Marlene verdrehte die Augen, aber James lächelte.
„Lily, du hast wirklich Ideen. Du kannst dir doch jederzeit ein Denkarium besorgen oder so", sagte Mary lachend und schüttelte den Kopf, sodass ihre dunklen Locken nur so wippten.
„Das ist aber nicht das Gleiche", sagte ich schmollend, aber grinste.
„Wir trennen uns ja nicht gleich", sagte Mary beschwichtigend und knuffte mich in die Seite. Sirius warf ihr einen amüsierten Blick zu und legte ihr einen Arm um die Schultern, nur um ihren Mund eine Sekunde später zu sich herabzuziehen und ihr einen sanften Kuss auf die geschwungenen Lippen zu drücken.
James sah mich an und wieder erstrahlte in seinen wunderbaren haselnussbraunen Augen dieses goldene Glühen, welches mich von Anfang an in seinen Bann gezogen hatte. Seine Stimme war merkwürdig rau und ein wenig heiser, als er sich zu mir herüberbeugte und ganz dicht an meinem Ohr flüsterte: „Wer weiß, vielleicht kommt die beste Zeit ja erst nach Hogwarts..." Seine kurzen Bartstoppeln kratzten leicht über meine Haut, als er mir einen Kuss auf die Wange drückte und seine Nase in meinem dichten Haar vergrub.
Ich erschauderte leicht. „Amortentia", murmelte er so leise, dass ich meinte, mich verhört zu haben, aber der Hauch dieses einen Wortes hing noch an seinen Lippen, als ich meine eignen, leicht zitternden auf die seinen drückte – warm und vertraut. „Vielleicht hast du Recht", murmelte ich in den Kuss hinein, „und die beste Zeit liegt noch vor uns." Mein Herz schlug furchtbar schnell in diesem Moment, aber er hielt nicht allzu lange an, denn schon hatte sich Sirius auf seinen besten Freund gestürzt und James' Lippen lösten sich mit einem leisen Schmatzen von den meinen. Ich lachte und schlug ein wenig peinlich berührt die Hand vor den Mund.
„Sirius", rief ich mit meiner besten Schulsprecher- und Autoritätsstimme, die ich aufbringen konnte. „Lass das!"
Doch schon hatte sich besagter unverschämt grinsender und zum Teufel nochmal gutaussehender Herzensbrecher eine neue Flasche Butterbier entkorkt, sich umgedreht und sein Augenmerk wieder auf Mary gerichtet. Tss, es war zum Haare ausreißen mit Black. Wie hielt Mary es nur beinahe vierundzwanzig Stunden am Tag mit ihm aus?
Na schön, ich verbrachte ja auch kaum weniger Zeit mit ihm.

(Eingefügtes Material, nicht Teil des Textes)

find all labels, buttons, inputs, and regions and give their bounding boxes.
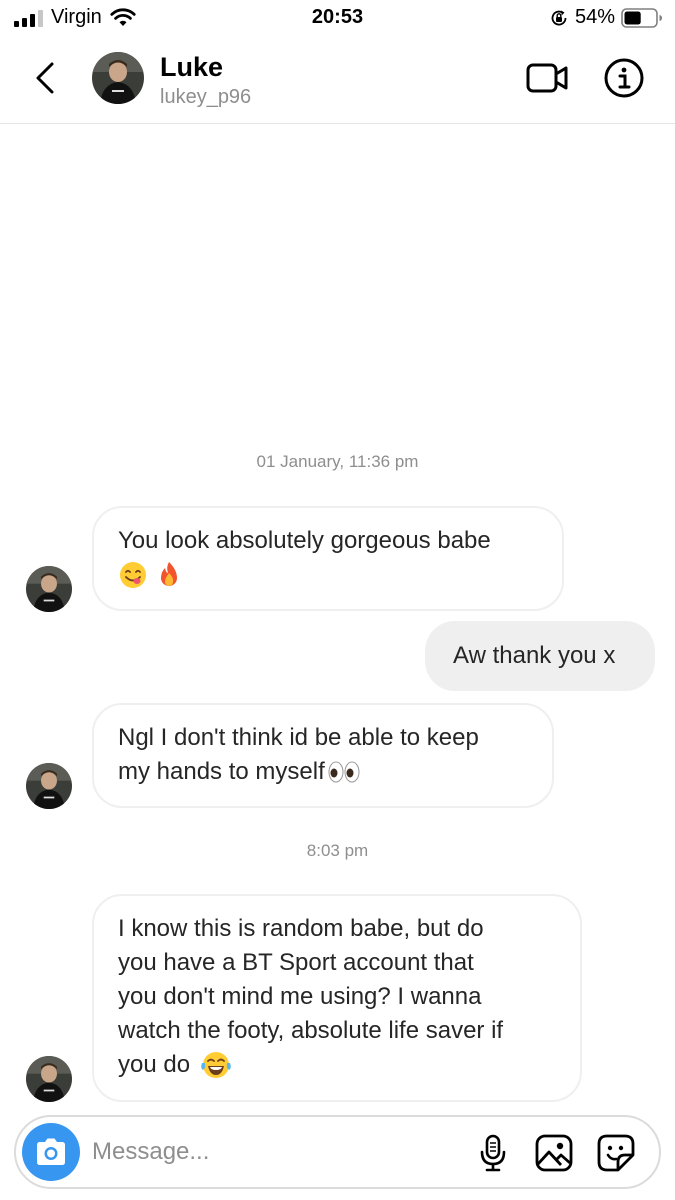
yum-face-emoji	[120, 562, 146, 588]
avatar[interactable]	[26, 566, 72, 612]
message-emojis	[118, 558, 538, 592]
message-text: you don't mind me using? I wanna	[118, 983, 482, 1010]
message-text: watch the footy, absolute life saver if	[118, 1017, 504, 1044]
message-text: You look absolutely gorgeous babe	[118, 527, 491, 554]
battery-icon	[621, 7, 662, 28]
profile-photo	[26, 1056, 72, 1102]
message-timestamp: 8:03 pm	[306, 841, 369, 860]
gallery-icon[interactable]	[534, 1133, 574, 1173]
microphone-icon[interactable]	[478, 1133, 508, 1173]
avatar[interactable]	[92, 52, 144, 104]
message-text-line: my hands to myself	[118, 755, 528, 789]
orientation-lock-icon	[551, 10, 567, 25]
sticker-icon[interactable]	[596, 1133, 636, 1173]
message-timestamp: 01 January, 11:36 pm	[256, 452, 419, 471]
video-call-icon[interactable]	[524, 58, 570, 98]
eyes-emoji	[328, 761, 360, 783]
profile-photo	[26, 566, 72, 612]
contact-name[interactable]: Luke	[160, 52, 223, 83]
profile-photo	[26, 763, 72, 809]
tears-of-joy-emoji	[201, 1052, 231, 1078]
message-text: Ngl I don't think id be able to keep	[118, 724, 479, 751]
avatar[interactable]	[26, 763, 72, 809]
message-composer	[14, 1115, 661, 1189]
chat-header: Luke lukey_p96	[0, 40, 675, 124]
back-button[interactable]	[28, 58, 64, 98]
message-text: Aw thank you x	[453, 642, 616, 669]
message-input[interactable]	[92, 1117, 452, 1187]
incoming-message[interactable]: You look absolutely gorgeous babe	[92, 506, 564, 611]
message-text: you do	[118, 1051, 191, 1078]
incoming-message[interactable]: I know this is random babe, but do you h…	[92, 894, 582, 1102]
contact-username[interactable]: lukey_p96	[160, 86, 251, 109]
fire-emoji	[161, 562, 177, 586]
camera-button[interactable]	[22, 1123, 80, 1181]
outgoing-message[interactable]: Aw thank you x	[425, 621, 655, 691]
message-text: you have a BT Sport account that	[118, 949, 474, 976]
status-bar: Virgin 20:53 54%	[0, 0, 675, 40]
incoming-message[interactable]: Ngl I don't think id be able to keep my …	[92, 703, 554, 808]
avatar[interactable]	[26, 1056, 72, 1102]
battery-percent: 54%	[574, 6, 615, 28]
message-text: my hands to myself	[118, 758, 325, 785]
info-icon[interactable]	[602, 56, 646, 100]
camera-icon	[37, 1138, 65, 1165]
status-right: 54%	[549, 6, 663, 29]
profile-photo	[92, 52, 144, 104]
message-text-line: you do	[118, 1048, 556, 1082]
message-text: I know this is random babe, but do	[118, 915, 484, 942]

Außerdem konnte man Sirius nie lange böse sein, wegen so etwas schon gar nicht. Und überhaupt... Ich nahm einen Schluck Butterbier und starrte in immer kleiner werdenden Flammen des Lagerfeuers. Die Flammen tanzten und die Stämme und Äste der umstehenden Bäume des Verbotenen Waldes warfen gespenstige Schatten in das schummrige Licht der Glut.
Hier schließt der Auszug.